Pediatric patients with cystic fibrosis may be colonized with commonly asymptomatic bacteria Clostridioides difficile However, the incidence of C difficile infection (CDI) was not increased.
A team led by Seth A. Reasoner of the Division of Pathology, Microbiology and Immunology, Division of Molecular Etiology, Vanderbilt University Medical Center, determined the rate of asymptomatic C. difficile colonization, risk, and risk in pediatric patients with cystic fibrosis. identified factors, and sequelae.
People with cystic fibrosis are usually treated with antibiotics for the rest of their lives. These patients also have altered gut microbiome, a known risk factor for CDI.
Nonetheless, adults with cystic fibrosis are rarely diagnosed with CDI, and asymptomatic C. difficile colonization frequently occurs. Clostridium difficile colonization has been reported in 22-50% of adult patients with cystic fibrosis, which is higher than the 5-10% rate in the general population.
There are many reasons why clinicians are concerned about colonization in patients with cystic fibrosis.

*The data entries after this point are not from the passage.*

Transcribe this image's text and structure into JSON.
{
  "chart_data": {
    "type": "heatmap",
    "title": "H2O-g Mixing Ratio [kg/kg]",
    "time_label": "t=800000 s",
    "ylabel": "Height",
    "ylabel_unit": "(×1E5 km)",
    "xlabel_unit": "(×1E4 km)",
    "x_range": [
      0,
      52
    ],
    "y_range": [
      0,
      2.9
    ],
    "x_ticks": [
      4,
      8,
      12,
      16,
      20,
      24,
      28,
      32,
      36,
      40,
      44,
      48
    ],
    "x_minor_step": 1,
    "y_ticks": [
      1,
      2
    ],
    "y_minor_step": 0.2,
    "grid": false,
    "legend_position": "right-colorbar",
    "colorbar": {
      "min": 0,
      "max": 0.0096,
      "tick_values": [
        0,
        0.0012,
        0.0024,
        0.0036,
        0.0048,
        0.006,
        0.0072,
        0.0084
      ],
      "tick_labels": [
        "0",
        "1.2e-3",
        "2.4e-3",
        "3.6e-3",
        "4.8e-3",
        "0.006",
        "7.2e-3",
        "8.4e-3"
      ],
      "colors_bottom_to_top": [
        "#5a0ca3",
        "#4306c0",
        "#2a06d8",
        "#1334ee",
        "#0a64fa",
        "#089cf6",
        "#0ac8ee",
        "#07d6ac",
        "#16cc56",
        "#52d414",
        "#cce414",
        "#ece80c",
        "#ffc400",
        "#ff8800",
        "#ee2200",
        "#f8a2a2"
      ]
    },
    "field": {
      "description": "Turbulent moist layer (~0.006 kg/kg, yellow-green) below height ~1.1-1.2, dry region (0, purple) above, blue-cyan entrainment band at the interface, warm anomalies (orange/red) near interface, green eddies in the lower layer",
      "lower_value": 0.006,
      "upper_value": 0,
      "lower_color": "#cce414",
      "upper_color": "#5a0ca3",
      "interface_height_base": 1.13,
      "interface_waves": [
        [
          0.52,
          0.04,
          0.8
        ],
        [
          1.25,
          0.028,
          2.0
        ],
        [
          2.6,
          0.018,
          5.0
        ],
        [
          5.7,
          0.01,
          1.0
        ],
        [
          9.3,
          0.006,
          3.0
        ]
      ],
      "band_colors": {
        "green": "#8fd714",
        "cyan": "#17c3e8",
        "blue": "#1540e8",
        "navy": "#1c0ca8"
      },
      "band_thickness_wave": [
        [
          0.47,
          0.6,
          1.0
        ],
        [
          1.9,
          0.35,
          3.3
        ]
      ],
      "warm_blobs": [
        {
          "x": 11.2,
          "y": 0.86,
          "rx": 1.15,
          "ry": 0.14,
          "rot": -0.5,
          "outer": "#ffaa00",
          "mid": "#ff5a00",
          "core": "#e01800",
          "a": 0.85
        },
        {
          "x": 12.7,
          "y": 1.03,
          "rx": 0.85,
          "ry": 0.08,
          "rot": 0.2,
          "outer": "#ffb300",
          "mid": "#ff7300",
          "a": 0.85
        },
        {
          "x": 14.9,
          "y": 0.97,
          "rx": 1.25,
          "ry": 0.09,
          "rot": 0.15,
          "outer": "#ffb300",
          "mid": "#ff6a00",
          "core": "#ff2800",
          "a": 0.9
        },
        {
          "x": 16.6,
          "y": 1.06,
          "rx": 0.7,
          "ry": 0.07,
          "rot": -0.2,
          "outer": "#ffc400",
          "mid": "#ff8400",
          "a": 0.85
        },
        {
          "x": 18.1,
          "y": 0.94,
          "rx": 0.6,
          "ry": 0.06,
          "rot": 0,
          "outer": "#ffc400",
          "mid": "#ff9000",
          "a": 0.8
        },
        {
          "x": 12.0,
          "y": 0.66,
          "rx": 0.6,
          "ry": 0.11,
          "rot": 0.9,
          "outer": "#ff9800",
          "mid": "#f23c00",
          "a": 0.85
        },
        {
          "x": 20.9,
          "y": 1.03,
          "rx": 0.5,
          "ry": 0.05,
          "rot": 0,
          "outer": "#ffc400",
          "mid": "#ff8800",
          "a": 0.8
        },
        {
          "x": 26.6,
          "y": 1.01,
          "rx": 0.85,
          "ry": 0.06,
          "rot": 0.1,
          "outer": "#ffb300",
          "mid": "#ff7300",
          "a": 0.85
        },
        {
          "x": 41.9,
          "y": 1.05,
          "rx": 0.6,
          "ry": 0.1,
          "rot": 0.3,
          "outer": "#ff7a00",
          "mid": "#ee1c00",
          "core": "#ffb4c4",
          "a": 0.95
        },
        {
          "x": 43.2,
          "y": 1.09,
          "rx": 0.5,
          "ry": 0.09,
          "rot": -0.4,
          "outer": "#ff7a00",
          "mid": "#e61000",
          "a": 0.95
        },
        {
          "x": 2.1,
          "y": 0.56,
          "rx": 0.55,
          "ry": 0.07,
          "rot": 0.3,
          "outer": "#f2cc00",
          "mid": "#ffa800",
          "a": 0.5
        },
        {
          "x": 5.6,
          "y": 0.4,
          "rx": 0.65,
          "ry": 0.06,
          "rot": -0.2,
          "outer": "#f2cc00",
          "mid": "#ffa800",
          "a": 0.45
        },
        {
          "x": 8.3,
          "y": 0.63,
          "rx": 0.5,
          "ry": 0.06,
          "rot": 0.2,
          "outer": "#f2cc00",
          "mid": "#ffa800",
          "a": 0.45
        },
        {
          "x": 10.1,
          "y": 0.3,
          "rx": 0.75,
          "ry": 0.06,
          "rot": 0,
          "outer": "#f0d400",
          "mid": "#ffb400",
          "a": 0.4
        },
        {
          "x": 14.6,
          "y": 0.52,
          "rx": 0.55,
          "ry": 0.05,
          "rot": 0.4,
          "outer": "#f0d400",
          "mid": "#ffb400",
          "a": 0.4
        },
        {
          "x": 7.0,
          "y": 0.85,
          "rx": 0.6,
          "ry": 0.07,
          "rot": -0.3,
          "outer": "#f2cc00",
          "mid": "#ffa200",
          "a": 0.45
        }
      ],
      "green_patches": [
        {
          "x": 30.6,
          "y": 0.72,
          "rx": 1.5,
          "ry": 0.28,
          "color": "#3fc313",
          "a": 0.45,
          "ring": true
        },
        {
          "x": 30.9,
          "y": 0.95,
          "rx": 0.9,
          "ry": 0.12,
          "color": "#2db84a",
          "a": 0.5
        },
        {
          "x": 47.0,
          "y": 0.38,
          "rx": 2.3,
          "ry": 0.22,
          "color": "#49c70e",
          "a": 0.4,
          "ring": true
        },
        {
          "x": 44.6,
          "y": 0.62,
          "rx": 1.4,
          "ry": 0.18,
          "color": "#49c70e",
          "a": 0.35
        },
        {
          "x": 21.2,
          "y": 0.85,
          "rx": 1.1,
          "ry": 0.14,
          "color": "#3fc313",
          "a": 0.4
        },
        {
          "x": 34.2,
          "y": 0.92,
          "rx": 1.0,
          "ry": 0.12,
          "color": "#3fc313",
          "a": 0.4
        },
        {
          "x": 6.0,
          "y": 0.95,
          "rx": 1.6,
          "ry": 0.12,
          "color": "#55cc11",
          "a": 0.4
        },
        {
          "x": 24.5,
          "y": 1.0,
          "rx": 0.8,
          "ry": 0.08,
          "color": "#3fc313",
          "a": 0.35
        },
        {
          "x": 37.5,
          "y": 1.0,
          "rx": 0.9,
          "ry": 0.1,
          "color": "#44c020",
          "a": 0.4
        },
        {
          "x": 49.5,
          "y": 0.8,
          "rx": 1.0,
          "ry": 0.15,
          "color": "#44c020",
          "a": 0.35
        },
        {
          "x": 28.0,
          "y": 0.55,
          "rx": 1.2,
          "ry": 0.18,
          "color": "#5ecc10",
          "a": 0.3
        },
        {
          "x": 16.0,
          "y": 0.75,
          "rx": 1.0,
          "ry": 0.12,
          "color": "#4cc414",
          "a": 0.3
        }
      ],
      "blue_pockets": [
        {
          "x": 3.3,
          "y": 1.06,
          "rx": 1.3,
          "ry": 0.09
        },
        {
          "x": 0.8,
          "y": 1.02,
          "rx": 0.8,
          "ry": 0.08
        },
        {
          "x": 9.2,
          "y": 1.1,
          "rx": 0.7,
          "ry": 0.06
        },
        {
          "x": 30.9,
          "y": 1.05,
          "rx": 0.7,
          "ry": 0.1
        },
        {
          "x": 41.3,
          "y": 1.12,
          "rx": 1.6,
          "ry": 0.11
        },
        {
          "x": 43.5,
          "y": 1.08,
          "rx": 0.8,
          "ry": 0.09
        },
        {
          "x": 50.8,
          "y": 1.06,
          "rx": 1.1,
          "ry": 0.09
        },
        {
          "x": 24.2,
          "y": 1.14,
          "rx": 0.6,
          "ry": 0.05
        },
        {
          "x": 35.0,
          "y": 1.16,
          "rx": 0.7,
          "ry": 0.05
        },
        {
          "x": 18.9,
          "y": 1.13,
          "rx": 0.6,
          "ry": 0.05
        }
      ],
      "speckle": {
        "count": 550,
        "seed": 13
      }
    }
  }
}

“First, it poses a diagnostic challenge for patients presenting with signs and symptoms of CDI,” the authors wrote. “Constipation is the main symptom of CF dysmotility, but loose stools and diarrhea also occur in association with pancreatic insufficiency and overflow diarrhea.”
In this study, investigators collected 108 unique stool samples from pediatric patients with cystic fibrosis without acute gastrointestinal symptoms and performed NAAT C difficile testing at prospective follow-up. sample, C. difficile Toxin B gene.
The patient population was 18 years old or younger and diagnosed with cystic fibrosis at Monroe Carell Jr. Children’s Hospital in Vanderbilt.Cystic fibrosis was confirmed by medical record verification of 2 pathogenic CFTR variants with 2 sweat chloride tests ≥60 mmol/L or genetic testing
In this study, researchers found that 32% (n = 35) of pediatric patients with cystic fibrosis were colonized with C. difficile without acute gastrointestinal symptoms. Results were similar to those seen in adults with cystic fibrosis, although these studies differed in his C. difficile test approach.
Furthermore, no patient with colonized C. difficile developed CDI during the 90-day follow-up period.
“taller than [body mass index] BMI and exposure to certain antibiotic classes (cephalosporins, fluoroquinolones, and vancomycin) were significantly associated with patients. C. difficile colonization,” the author writes. “No child developed symptomatic CDI within 90 days of enrollment.”
A study earlier this year found that a patient’s target body mass index (BMI) is cystic fibrosis You should reconsider. Although the prevalence of overweight and obesity in patients with cystic fibrosis is rising, it is unclear whether there are benefits associated with gaining weight compared to normal reference ranges.
Compared to overweight or obese patients, normal-weight cystic fibrosis patients were associated with a higher forced expiratory volume in the first second of exhalation, according to the results of a new study. People of normal weight also had higher rates of cystic fibrosis-related diabetes (CFRD) and pancreatic insufficiency (PI).
Overweight or obese individuals were associated with a higher forced expiratory volume in the first second of exhalation compared with normal weight individuals. Analysis of lung function showed high heterogeneity.
This result indicates that nutritional status influences maintenance of organ function in cystic fibrosis patients. According to the researchers, a daily protocol should include nutritional strategies that bring BMI closer to the upper limit of his normal BMI.
the study, “Prevalence, risk factors, and sequelae of asymptomatic Clostridioides difficile colonization in children with cystic fibrosis.‘ was published online. Journal of Cystic Fibrosis.